The Territorial legislature began to charter railway companies as early as 1836, but the Milwaukee and Mississippi was the first road actually built. The track was laid in 1851 and a train was run out to Waukesha, a distance of twenty miles. In 1856 the line reached the Mississippi. This was the modest beginning of the Chicago, Milwaukee, and St. Paul system.

The Chicago and Northwestern Railway entered Wisconsin from Chicago about the same time (1855). Numerous small lines were built before the War of Secession, nearly all of them being soon swallowed up by the larger companies. During the war, there was stagnation in railway building, but when peace was declared there was renewed activity, and to-day Wisconsin is as well provided with good railways as any State of its size and population in the Union.


THE PHALANX AT CERESCO

In the fourth decade of the nineteenth century there was much agitation, both in France and America, over the teachings of a remarkable man named François Marie Charles Fourier. He claimed that if people would band themselves together in communities, in the proper spirit of mutual forbearance and helpfulness, and upon plans laid down by him, it would be proved that they could get along very well with no strife of any sort, either in business, or religion, or politics. Then, if the nations would but unite themselves in the same way, universal peace would reign.
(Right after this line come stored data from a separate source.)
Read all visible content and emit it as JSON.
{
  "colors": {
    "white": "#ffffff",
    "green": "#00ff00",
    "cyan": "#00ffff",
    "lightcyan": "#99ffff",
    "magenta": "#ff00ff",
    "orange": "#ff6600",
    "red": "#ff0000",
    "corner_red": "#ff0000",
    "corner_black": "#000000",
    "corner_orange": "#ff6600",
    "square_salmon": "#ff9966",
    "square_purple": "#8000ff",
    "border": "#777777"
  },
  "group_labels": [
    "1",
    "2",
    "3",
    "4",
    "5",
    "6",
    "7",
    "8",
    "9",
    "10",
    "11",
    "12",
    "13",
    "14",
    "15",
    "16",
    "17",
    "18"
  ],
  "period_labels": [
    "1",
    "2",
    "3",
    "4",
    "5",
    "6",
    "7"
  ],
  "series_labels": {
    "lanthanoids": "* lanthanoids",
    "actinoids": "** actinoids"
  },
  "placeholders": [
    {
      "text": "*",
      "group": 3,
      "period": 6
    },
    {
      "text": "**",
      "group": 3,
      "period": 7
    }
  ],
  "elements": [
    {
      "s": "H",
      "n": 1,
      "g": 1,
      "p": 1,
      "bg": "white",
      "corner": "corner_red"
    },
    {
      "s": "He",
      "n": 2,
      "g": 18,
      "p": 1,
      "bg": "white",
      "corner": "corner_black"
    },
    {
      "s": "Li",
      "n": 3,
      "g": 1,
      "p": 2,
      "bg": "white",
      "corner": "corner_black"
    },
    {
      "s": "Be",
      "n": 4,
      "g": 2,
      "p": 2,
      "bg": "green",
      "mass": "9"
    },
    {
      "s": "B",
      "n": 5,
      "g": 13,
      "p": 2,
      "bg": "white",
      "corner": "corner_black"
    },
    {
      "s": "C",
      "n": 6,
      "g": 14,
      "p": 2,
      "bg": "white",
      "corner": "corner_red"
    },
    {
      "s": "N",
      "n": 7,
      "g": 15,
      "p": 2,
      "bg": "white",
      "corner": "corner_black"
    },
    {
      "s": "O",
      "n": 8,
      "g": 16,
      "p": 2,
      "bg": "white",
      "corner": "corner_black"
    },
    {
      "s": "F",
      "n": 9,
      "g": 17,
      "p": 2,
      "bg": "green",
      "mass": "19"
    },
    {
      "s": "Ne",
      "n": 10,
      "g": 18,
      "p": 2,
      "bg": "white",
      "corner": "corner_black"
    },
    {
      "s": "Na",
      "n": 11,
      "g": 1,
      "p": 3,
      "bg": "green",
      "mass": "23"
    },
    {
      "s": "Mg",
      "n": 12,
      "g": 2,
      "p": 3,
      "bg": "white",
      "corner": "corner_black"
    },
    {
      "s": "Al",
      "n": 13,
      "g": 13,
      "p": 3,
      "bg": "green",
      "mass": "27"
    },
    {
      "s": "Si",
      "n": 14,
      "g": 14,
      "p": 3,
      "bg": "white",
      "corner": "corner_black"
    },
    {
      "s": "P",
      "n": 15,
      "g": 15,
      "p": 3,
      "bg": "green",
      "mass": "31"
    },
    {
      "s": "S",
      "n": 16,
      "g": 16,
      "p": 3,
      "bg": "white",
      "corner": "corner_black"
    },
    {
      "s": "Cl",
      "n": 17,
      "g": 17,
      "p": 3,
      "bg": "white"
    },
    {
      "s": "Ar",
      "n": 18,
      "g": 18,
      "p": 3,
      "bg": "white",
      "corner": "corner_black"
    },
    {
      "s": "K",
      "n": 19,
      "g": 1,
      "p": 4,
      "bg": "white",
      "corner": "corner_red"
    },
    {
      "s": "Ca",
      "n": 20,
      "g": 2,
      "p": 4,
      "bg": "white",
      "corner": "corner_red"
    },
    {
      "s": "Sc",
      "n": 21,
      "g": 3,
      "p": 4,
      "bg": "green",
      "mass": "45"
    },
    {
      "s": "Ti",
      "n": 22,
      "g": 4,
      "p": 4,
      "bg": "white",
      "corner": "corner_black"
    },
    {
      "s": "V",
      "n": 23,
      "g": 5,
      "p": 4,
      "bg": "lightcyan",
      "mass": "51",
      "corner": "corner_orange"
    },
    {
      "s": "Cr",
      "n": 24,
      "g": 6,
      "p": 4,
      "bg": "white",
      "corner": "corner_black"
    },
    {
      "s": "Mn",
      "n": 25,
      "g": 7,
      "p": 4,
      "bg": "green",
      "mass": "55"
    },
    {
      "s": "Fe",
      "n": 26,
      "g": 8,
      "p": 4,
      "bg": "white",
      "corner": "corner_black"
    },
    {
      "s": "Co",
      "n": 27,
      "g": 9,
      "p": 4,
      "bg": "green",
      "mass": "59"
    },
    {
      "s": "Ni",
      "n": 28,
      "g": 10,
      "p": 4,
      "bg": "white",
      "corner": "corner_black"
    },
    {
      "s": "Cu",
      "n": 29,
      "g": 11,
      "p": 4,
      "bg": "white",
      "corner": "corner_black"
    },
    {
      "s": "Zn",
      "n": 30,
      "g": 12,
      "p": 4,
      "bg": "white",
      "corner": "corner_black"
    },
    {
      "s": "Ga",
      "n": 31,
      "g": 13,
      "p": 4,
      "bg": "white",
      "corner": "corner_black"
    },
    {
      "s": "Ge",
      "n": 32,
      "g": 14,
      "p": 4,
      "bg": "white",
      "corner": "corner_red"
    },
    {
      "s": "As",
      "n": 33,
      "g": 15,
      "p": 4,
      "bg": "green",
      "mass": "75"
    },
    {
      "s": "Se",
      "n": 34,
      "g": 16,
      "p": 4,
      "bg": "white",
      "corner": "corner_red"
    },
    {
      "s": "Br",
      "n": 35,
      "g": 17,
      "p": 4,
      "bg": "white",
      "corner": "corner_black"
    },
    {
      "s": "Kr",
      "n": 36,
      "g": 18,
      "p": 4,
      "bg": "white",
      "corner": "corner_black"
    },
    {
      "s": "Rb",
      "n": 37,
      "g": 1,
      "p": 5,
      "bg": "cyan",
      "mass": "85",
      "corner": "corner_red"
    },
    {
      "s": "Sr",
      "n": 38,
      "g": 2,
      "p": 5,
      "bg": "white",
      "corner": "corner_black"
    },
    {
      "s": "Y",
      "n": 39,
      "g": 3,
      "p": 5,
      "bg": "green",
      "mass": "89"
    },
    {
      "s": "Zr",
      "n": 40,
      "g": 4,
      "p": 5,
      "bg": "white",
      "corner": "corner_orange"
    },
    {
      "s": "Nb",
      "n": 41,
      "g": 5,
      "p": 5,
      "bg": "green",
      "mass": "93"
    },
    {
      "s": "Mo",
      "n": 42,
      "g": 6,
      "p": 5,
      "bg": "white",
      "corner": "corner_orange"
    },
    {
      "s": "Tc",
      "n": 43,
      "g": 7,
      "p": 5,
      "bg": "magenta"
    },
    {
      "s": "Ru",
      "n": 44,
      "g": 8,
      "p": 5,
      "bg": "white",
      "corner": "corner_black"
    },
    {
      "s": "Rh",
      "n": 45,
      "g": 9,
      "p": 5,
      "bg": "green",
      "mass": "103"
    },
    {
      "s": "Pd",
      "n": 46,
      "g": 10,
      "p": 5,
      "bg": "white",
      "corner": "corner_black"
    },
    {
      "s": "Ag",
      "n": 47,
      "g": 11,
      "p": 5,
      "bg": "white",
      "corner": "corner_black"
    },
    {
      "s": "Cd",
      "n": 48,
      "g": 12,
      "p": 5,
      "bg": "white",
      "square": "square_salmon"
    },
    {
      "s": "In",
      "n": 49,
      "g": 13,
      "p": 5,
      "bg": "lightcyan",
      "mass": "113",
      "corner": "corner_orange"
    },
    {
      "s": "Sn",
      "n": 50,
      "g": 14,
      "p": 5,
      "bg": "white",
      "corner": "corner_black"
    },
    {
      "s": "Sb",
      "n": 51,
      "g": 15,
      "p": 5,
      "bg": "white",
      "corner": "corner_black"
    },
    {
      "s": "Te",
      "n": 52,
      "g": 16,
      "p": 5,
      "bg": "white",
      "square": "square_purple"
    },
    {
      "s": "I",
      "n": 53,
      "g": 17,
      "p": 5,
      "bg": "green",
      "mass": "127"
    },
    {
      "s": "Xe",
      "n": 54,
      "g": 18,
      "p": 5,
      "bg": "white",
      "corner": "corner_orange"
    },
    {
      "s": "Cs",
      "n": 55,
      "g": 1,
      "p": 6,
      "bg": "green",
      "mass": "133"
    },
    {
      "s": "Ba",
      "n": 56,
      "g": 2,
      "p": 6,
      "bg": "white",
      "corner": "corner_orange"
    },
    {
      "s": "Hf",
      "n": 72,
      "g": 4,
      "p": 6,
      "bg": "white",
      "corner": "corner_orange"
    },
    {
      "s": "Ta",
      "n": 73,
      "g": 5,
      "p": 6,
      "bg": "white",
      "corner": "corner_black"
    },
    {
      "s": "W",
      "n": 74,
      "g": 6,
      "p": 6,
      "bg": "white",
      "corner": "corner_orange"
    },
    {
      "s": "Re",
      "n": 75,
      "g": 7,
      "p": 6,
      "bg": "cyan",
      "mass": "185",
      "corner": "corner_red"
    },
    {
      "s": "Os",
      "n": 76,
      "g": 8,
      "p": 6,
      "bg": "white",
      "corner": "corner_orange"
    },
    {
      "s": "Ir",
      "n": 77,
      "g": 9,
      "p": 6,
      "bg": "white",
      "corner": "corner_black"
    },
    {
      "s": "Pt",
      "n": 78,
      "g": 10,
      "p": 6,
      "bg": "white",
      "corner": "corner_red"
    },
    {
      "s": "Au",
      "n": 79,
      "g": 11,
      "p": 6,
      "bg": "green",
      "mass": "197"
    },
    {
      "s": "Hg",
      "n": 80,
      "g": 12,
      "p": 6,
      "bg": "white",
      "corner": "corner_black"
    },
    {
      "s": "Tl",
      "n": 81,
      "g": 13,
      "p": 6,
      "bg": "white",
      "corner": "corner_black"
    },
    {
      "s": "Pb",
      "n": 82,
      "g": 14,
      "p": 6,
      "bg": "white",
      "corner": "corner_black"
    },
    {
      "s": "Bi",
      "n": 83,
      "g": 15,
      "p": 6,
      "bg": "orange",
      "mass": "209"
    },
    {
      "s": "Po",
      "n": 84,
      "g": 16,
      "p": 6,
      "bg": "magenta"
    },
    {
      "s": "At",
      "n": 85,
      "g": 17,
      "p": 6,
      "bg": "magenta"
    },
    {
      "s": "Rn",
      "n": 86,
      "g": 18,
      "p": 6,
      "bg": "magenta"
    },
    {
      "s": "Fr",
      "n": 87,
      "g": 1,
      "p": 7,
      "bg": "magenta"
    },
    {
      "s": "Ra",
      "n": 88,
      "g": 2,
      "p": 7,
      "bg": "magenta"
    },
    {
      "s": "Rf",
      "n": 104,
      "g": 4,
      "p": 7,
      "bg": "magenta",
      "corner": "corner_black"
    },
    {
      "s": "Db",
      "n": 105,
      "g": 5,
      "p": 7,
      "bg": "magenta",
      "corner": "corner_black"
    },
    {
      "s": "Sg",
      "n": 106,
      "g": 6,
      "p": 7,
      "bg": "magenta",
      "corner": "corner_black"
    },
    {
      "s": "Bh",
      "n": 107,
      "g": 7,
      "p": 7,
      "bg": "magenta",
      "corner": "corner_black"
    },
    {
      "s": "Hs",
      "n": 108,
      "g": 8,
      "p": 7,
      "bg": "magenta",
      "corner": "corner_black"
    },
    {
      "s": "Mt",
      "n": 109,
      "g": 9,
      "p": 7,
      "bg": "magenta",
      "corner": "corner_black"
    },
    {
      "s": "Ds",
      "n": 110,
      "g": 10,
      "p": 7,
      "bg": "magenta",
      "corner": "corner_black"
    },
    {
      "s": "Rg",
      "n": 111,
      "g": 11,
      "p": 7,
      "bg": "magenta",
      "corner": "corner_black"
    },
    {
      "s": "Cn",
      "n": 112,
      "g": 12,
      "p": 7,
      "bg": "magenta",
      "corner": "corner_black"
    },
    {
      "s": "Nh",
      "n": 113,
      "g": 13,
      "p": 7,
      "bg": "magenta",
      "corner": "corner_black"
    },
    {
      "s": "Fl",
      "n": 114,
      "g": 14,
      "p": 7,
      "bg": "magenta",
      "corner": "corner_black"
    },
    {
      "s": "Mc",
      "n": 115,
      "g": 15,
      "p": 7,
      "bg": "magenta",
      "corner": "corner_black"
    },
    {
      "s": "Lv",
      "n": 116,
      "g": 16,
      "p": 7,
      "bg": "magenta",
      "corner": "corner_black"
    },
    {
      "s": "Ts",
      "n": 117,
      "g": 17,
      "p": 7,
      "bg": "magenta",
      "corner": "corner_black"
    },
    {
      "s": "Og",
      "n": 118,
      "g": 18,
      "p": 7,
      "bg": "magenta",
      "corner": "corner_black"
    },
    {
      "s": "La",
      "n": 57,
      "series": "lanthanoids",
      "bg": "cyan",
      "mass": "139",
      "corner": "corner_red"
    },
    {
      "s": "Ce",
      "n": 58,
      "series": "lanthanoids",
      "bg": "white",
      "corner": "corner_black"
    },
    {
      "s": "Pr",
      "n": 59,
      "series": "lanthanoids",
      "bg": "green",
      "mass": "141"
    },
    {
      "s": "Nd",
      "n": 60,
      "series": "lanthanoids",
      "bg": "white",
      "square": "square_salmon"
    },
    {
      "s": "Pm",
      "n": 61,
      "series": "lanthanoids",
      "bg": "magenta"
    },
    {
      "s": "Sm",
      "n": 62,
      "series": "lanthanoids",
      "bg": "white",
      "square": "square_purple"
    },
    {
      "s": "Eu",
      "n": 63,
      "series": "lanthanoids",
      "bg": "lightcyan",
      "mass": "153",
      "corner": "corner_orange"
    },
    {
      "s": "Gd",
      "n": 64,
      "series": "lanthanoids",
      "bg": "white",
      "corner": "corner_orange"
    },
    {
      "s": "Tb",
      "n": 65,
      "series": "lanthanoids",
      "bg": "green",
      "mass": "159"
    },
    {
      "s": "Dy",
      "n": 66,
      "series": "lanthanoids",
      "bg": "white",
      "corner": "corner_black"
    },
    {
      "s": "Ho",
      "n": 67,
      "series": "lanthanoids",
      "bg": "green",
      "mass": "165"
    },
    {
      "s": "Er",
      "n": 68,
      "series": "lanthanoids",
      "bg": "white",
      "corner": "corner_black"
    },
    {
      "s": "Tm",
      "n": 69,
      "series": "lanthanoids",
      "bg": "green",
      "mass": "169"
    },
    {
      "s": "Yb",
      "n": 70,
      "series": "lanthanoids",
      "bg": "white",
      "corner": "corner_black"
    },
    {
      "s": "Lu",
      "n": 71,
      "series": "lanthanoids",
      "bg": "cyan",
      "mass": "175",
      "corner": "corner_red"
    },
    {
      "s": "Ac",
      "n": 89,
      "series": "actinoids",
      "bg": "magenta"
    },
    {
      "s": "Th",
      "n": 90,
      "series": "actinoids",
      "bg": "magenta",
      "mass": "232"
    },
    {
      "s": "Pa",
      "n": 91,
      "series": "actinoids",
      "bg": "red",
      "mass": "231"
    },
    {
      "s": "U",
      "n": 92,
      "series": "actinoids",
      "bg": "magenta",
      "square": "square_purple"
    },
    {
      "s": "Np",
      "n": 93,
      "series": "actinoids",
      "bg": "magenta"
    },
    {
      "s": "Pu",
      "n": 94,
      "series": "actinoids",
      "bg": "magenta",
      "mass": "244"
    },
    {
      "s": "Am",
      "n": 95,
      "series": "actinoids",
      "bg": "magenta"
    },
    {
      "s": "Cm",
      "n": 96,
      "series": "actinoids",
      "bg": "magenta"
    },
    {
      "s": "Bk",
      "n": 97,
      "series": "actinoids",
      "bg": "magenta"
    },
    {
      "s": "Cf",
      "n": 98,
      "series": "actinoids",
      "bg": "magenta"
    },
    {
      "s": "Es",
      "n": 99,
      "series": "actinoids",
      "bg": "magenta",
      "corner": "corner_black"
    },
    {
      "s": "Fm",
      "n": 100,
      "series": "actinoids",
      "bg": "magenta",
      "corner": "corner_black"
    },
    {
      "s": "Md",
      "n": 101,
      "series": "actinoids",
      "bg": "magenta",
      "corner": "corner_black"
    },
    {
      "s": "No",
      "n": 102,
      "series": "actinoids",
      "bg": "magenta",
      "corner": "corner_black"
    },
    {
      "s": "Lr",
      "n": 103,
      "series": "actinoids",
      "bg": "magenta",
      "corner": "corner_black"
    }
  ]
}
During the stirring times of the French Revolution and of the great Napoleon, there had been much social agitation of the violent sort. A reaction had come. The talk about the rights of man was no longer confined to the violent, revengeful element of the population; it was now chiefly heard among the good and gentle folk, among men of wealth and benevolence, as well as those of learning and poverty.

In France, Fourier was the leader among this new class of socialists. In France, England, and Holland, colonies more or less after the Fourier model were established; and it was not long before communities came to be founded in the United States. The most famous of these latter was Brook Farm, in Massachusetts, because among its members were several well-known authors and scientists, who wrote a great deal about their experiences there. But the only community in America conducted strictly on Fourier's plan, flourished in Wisconsin.

The New York Tribune, edited by Horace Greeley, a noted reformer, was earnest in advocating Fourierism, as it was called, doing much to attract attention to "the principle of equitable distributions." One of the many readers of the Tribune was Warren Chase, of Kenosha, a young New Hampshire man, thirty years of age, who became much attached to the new idea.

This was during the winter of 1843-44. Chase gathered about him at Kenosha a group of intelligent men and women, some of whom had property, and they formed a stock company, incorporated under the laws of Wisconsin Territory, but based strictly on the plans laid down by Fourier.